Filling cystometry and pressure flow study are part of Urodynamic testing (sometimes referred to as UDS). These bladder function studies help diagnose problems related to urine control (or urinary incontinence), difficulty emptying the bladder, urgent or frequent need to urinate, weak or intermittent urinary stream and recurrent urinary tract infections.
Generally, there is no preparation necessary for this testing. However, sometimes you may be asked to stop taking certain medications in advance.
Before the testing you will be asked to empty your bladder as best you can. A small soft tube (called a catheter) is inserted into the urethra until it reaches the bladder. The catheter allows the bladder to be emptied completely (measuring the amount remaining in the bladder after urination known as residual urine) and then to measure the pressures in the bladder. Another small catheter is also placed into the rectum. This catheter allows us to estimate the pressure on the outside of the bladder in the abdomen. The bladder is then slowly filled with liquid (usually sterile water, sterile saline or a sterile fluid that can be seen on x-ray). You will be asked to describe sensations that you feel in your bladder. You may be asked to cough or bear down to look for any leakage.
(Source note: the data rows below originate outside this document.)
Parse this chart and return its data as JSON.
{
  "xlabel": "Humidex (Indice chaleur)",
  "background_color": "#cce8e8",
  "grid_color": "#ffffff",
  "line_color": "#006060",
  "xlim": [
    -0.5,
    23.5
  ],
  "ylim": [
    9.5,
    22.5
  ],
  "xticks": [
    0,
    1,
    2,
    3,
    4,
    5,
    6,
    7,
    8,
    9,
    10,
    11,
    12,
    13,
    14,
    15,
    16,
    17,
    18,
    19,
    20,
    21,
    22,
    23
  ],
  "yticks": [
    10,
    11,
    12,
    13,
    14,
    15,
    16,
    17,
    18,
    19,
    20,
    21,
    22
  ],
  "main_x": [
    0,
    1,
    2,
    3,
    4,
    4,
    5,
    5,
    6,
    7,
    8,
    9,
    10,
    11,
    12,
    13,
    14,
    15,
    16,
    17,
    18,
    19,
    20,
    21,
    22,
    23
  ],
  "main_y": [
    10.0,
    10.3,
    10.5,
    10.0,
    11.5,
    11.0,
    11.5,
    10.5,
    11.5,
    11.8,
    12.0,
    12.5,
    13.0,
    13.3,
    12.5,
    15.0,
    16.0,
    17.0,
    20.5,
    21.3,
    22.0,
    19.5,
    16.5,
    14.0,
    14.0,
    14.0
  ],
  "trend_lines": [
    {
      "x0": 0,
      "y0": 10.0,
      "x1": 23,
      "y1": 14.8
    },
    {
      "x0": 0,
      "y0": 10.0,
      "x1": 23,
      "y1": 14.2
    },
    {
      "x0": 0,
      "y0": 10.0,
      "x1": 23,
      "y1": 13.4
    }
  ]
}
When you feel that your bladder is full and you have a strong urge to urinate, you will be asked to urinate into a special commode chair. You will be asked to urinate with the special catheters in place. This allows your health care provider to look at pressure and volume measurements and bladder function as you urinate.
After the studies you may experience some burning, urinary frequency and/or urgency. You may also have some pink color in the urine. If discomfort persists, fever develops or urine appears bright red, a physician should be notified.